A delivery nurse cares for a woman in labor at the Dalocha Health Center. Ethiopia’s increase to its nurse-population ratio allowed for better supervision of Health Extension Workers.
©Gates Archive

Increased Funding

A significant increase in funding was required to roll out the Health Extension Program and significant funding has been required to continue the program each year.

Ethiopia’s robust economic growth (10.7 percent annual GDP growth from 2005 to 2014)4 allowed the country to begin spending more on health care, and it did; per capita government health expenditure rose from $11 in 2005, to $14 in 2014.

At the same time, Ethiopia’s growing resources were complemented by remarkable support from donors. Per capita donor health expenditure increased from $16 in 2005, to $30 in 2014.

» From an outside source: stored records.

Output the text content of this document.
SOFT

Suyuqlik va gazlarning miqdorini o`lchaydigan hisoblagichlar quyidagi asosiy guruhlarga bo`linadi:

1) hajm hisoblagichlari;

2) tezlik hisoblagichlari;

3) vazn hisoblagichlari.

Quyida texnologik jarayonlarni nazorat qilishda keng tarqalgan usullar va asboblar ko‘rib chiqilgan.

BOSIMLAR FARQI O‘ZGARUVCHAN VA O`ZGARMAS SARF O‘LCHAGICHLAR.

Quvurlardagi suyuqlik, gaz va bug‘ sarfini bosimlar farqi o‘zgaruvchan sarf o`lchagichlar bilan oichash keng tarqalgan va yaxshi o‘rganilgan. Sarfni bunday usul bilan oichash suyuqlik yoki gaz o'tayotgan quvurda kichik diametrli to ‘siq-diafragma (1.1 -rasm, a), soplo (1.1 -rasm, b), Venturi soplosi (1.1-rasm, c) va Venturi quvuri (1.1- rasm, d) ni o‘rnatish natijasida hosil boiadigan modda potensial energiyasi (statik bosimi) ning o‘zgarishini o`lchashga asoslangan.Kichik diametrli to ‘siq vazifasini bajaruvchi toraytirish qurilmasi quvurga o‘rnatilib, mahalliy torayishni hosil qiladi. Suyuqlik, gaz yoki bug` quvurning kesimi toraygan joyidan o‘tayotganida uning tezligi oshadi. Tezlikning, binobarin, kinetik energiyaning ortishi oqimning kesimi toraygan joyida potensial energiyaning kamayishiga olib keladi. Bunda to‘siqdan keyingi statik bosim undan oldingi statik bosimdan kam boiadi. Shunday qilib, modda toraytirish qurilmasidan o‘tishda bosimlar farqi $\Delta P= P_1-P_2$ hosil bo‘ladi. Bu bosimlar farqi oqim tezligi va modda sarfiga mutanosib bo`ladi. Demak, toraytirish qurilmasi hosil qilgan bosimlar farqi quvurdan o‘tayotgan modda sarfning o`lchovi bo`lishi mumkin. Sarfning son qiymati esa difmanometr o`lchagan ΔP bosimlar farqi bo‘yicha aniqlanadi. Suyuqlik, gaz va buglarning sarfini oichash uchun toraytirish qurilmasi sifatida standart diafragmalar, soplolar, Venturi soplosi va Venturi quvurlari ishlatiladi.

One recent study found that between 2001 and 2011, per capita donor funding to primary health care in Ethiopia increased by over 400 percent, compared to only 60 percent in Nigeria, a country with a similar overall donor budget envelope.8 The notable increase in international aid to Ethiopia over the last two decades has made Ethiopia one of the ten largest recipients of aid in the world. Nevertheless, it is important to remember that the $81 total health expenditure per capita in Ethiopia is still well below the $202 average in sub-Saharan Africa.9

Decentralization policies

A World Bank case study found “the implementation of the HEP could not have been successful without a series of national policies creating an enabling socioeconomic and political environment. These include devolution policy, civil service policy, vocational education policy, and health policy”.10

Devolution, which made it easier for community-centered care to be adopted and supported, shares principles with the community health worker program including, as recognized by the World Bank case study, "local empowerment, participatory governance, demand-responsiveness, administrative autonomy, greater downward accountability, and enhanced local capacity. Ethiopia introduced decentralization as the strategic tool for empowering citizens and devolving power to lower levels, so that a conducive environment could be established to enhance basic service delivery”.

  1. 1
    World Bank staff estimates based on the United Nations Population Division's World Urbanization Prospects: 2018 Revision.
  2. 2
    Kombe G, Galaty D, Gadhia R, Decker C. Human and Financial Resource Requirements for Scaling Up HIV/AIDS Services in Ethiopia. Bethesda, MD: The Partners for Health Reform plus Project, Abt Associates Inc, 2004.
  3. 3
    El-Saharty, Sameh, Sosena Kebede, Petros Olango Dubusho, and Banafesheh Siadet. Ethiopia: Improving Health Service Delivery. HNP Discussion Paper, 2009.
  4. 4
    GDP growth (annual %). World Bank national accounts data, and OECD National Accounts data files. World Bank data website. https://data.worldbank.org/indicator/NY.GDP.MKTP.KD.ZG?locations=ET&most_recent_value_desc=true. Accessed April 10, 2019.
  5. 5
    Ethiopia Federal Ministry of Health (FMOH), 2016.
  6. 6
    Assefa Y, Damme WV, Williams OD, et al Successes and challenges of the millennium development goals in Ethiopia: lessons for the sustainable development goals BMJ Global Health 2017;2:e000318.
  7. 7
    (FMOH, Health and Health Related Indicators, 2000; 2010)
  8. 8
    Shaw, Paul; Wang, Hong; Kress, Daniel & Hovig, Dana. 2015. Donor and Domestic Financing of Primary Health Care in Low Income Countries, Health Systems & Reform, 1:1, 72-88.
  9. 9
    IHME Financing Global Health VizHub, accessed 17 December 2018, https://vizhub.healthdata.org/fgh/.
  10. 10
    Wang, Huihui, Roman Tesfaye, Gandham N.V Ramana, Chala Tesfaye Chekagn. Ethiopia Health Extension Program: An Institutionalized Community Approach for Universal Health Coverage. World Bank Studies. Washington, DC: World Bank, 2016. Doi:10.1596/798-1-4648-0815-9. License: Creative Commons Attribution CC BY3.0 IGO.